Another important feature giving breadth to PKA responses may be how the kinase recognizes its targets. Whereas many other kinases recognize docking sequences shared among their target proteins (Reményi et al., 2006), PKA’s choice of targets seems to be largely dictated by proteins that interact with the holoenzyme. Thus while PKA does show specificity for basophilic phospho-motifs (Taylor et al., 2004), much of the specificity for its targets comes via its interaction partners. R proteins, AKAPs, and other proteins discussed in this review bridge PKA catalytic subunits with targets, through direct interaction with those protein targets or simply by localizing PKA in their proximity.
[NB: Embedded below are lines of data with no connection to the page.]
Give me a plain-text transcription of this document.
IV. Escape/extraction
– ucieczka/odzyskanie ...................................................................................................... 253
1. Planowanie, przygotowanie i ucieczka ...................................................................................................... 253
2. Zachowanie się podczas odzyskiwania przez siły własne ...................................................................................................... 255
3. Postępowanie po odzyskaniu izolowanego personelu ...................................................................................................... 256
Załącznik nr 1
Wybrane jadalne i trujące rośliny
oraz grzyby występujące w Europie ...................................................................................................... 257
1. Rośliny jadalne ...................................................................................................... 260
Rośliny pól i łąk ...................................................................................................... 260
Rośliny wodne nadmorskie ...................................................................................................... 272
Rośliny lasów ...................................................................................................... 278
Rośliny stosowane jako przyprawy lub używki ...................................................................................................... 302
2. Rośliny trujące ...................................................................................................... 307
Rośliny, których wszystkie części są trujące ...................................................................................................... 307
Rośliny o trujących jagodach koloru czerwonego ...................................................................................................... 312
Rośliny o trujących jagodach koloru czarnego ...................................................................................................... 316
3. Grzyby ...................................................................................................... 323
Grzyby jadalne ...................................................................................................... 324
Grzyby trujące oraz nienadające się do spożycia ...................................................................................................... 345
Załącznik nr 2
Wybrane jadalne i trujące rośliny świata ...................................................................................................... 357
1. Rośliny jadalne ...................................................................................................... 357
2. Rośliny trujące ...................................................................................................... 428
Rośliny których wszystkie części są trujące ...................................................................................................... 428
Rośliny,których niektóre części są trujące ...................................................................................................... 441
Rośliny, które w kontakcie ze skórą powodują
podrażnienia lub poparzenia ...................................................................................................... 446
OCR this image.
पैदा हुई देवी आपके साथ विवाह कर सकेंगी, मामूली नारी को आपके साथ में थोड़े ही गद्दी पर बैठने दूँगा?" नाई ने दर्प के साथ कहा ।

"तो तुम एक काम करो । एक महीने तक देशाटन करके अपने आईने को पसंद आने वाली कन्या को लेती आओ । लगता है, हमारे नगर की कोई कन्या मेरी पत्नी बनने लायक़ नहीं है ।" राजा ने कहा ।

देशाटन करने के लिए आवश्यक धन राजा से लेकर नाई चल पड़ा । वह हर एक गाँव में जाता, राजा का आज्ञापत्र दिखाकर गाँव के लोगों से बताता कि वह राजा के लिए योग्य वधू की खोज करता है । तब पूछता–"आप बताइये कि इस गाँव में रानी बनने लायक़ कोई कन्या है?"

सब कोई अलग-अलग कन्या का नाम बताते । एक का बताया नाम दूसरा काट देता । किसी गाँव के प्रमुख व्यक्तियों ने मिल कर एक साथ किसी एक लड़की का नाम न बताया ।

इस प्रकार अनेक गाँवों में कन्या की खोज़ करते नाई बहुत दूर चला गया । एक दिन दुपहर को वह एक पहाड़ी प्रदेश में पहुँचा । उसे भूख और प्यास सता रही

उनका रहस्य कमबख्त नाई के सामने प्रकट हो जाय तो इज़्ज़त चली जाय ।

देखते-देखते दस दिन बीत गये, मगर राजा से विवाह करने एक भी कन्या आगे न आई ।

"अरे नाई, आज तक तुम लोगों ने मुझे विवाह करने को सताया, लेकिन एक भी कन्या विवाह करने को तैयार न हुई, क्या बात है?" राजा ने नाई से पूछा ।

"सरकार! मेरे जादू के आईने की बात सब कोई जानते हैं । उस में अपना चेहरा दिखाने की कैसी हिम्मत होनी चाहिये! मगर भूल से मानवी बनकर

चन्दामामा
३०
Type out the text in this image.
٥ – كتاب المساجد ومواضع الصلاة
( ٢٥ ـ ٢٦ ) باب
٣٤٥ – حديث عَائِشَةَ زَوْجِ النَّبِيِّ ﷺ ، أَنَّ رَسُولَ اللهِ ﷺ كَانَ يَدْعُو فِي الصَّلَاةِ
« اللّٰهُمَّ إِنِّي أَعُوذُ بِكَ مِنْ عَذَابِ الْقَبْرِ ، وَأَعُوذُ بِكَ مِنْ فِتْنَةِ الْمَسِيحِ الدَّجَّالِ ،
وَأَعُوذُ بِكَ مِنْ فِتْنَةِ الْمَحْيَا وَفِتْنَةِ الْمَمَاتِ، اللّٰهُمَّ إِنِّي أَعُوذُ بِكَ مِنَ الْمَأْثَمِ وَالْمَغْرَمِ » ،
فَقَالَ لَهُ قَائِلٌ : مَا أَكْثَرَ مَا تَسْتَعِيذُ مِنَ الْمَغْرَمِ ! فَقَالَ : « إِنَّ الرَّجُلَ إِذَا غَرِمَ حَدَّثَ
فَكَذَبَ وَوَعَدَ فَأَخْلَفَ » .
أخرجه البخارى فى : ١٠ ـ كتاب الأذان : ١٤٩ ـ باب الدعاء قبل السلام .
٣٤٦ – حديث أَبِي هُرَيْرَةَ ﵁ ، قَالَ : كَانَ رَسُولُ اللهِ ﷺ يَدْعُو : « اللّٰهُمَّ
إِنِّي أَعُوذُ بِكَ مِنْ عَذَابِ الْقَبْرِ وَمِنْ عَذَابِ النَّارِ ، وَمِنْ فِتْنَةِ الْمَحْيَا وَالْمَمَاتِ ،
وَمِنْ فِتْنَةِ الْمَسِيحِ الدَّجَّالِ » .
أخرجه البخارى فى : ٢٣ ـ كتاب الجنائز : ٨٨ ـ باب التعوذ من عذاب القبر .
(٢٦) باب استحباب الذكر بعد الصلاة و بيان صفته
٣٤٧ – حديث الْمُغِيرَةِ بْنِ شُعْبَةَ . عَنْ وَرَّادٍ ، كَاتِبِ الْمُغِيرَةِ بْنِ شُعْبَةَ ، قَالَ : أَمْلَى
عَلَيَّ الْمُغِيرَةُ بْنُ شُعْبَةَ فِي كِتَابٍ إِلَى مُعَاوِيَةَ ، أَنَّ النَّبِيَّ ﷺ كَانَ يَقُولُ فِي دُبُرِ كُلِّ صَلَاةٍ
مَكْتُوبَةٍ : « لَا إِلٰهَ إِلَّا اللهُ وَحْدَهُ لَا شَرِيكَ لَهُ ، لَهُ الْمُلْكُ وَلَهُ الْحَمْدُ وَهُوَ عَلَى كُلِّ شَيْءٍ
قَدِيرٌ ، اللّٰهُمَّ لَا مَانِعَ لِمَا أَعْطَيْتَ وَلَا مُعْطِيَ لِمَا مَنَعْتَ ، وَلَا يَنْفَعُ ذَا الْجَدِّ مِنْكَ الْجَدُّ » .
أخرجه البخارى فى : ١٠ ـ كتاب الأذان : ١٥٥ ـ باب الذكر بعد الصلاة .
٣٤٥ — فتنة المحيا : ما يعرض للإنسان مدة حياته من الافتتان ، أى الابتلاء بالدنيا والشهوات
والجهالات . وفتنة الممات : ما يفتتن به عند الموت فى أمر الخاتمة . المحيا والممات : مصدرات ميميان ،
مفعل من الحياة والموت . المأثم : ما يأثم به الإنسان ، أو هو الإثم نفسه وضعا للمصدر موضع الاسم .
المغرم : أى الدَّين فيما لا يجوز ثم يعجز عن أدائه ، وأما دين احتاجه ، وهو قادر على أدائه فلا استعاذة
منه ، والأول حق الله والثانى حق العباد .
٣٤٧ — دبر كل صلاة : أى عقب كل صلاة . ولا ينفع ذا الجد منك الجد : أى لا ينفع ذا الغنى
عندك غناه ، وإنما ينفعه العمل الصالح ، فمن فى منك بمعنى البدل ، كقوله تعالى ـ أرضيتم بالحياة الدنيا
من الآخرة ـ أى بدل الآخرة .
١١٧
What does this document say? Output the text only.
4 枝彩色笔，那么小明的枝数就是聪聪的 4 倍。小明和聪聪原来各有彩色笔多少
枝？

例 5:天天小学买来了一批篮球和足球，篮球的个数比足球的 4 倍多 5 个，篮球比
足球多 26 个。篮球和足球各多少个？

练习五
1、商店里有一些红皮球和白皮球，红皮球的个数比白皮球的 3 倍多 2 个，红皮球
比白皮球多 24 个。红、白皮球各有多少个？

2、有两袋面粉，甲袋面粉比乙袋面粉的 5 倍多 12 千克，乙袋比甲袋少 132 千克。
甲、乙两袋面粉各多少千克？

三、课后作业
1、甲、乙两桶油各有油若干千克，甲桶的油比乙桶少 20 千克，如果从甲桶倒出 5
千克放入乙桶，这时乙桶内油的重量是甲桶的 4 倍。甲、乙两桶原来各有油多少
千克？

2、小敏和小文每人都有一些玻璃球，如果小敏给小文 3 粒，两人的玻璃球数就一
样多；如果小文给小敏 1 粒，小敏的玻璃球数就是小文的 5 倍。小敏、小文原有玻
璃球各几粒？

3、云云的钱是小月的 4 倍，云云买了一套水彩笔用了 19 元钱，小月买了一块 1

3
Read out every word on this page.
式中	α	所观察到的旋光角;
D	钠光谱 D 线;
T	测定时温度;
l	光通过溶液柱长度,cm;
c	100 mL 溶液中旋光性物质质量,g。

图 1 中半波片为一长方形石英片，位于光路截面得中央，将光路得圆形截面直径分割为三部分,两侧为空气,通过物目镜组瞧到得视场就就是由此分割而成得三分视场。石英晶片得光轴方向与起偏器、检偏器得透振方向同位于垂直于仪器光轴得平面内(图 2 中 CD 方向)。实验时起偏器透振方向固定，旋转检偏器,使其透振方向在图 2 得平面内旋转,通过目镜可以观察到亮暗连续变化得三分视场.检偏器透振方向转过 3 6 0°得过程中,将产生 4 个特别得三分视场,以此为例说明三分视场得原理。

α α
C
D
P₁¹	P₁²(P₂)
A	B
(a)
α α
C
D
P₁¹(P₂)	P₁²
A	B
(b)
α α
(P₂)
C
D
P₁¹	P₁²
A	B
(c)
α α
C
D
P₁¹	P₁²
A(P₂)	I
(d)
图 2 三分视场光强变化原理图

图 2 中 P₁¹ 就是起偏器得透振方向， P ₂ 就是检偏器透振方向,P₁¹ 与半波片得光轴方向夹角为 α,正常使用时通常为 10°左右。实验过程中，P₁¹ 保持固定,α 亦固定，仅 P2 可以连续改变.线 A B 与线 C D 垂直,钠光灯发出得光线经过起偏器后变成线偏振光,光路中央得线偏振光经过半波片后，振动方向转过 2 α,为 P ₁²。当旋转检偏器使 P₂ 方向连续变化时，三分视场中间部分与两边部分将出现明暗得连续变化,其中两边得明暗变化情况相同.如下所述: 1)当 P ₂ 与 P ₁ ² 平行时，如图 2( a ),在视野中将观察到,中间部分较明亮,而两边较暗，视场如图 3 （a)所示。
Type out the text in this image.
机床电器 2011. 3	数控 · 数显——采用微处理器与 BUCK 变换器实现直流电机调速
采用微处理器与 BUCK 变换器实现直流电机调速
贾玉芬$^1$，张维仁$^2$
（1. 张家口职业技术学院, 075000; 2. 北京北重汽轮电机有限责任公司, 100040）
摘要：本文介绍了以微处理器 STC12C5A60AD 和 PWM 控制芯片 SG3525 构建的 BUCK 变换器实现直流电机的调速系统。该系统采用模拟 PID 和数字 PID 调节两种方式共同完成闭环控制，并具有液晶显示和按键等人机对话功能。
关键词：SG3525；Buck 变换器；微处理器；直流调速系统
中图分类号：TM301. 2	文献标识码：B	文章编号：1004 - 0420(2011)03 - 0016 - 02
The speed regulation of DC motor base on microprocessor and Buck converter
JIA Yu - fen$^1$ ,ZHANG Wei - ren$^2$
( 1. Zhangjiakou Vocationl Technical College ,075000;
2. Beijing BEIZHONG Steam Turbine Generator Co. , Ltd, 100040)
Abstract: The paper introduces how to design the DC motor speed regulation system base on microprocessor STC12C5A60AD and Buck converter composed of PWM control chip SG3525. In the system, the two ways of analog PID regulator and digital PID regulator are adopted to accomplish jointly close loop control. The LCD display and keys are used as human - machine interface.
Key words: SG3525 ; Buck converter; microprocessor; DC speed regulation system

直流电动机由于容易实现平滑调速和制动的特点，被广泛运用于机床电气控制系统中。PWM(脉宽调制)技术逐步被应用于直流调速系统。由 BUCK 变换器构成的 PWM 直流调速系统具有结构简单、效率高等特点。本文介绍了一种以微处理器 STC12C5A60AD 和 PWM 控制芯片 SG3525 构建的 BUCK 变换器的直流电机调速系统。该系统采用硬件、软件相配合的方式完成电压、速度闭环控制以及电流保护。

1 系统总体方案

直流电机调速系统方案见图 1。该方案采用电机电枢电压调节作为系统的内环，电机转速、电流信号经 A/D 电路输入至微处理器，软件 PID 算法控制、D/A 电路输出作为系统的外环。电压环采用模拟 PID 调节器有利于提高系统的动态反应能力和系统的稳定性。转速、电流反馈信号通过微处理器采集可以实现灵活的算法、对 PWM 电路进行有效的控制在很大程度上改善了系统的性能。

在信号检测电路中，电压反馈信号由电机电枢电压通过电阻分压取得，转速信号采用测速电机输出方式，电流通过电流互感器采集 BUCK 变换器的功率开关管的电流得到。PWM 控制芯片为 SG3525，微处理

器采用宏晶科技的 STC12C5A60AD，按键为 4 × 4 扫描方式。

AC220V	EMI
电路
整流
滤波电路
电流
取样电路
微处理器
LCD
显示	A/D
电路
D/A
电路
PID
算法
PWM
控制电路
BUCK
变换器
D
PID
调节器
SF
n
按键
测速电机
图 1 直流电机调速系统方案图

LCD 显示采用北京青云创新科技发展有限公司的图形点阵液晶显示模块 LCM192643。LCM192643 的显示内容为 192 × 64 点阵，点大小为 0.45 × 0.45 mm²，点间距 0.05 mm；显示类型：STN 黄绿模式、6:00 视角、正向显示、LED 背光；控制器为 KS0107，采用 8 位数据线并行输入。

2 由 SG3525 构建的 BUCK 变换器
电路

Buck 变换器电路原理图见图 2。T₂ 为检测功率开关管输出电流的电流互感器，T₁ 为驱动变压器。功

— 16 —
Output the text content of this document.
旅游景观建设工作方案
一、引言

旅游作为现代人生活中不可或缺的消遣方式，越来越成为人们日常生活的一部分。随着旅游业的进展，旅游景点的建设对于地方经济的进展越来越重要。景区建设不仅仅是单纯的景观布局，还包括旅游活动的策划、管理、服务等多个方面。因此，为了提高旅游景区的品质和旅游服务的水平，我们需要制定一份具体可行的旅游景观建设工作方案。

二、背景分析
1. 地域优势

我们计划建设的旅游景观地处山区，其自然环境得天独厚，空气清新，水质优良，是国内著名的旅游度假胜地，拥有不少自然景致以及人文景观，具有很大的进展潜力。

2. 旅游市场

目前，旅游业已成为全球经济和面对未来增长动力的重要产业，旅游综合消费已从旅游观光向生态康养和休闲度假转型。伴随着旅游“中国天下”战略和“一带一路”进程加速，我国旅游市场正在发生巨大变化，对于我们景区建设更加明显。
This modularity enables vast opportunities to specify and even evolve protein targets.

The modularity of PKA signaling presents opportunities and weakness for the cell. On the one hand, the complexity in network organization enables PKA to respond to many different upstream signals and environmental inputs while producing unique cellular outputs. It also imparts systems-level properties, including buffering or sensitizing cells to input signals, producing oscillatory or pulsatile dynamics via feedback loops, and enabling bistability (Chen and Elowitz, 2021). On the other hand, the large number of players in the network increases the mutational targets for disease, potentially providing many routes to unbridled PKA activity. Indeed, mutations in PKA and other regulators in the PKA network are associated with myriad diseases (Huang et al., 2002; Caretta and Mucignat-Caretta, 2011; Hongying Zhang et al., 2020; Liu et al., 2021; Ramms et al., 2021). Continued dissection of the complete PKA signaling network and the systems-level features of different signaling modalities will continue to shed light on this important cellular system.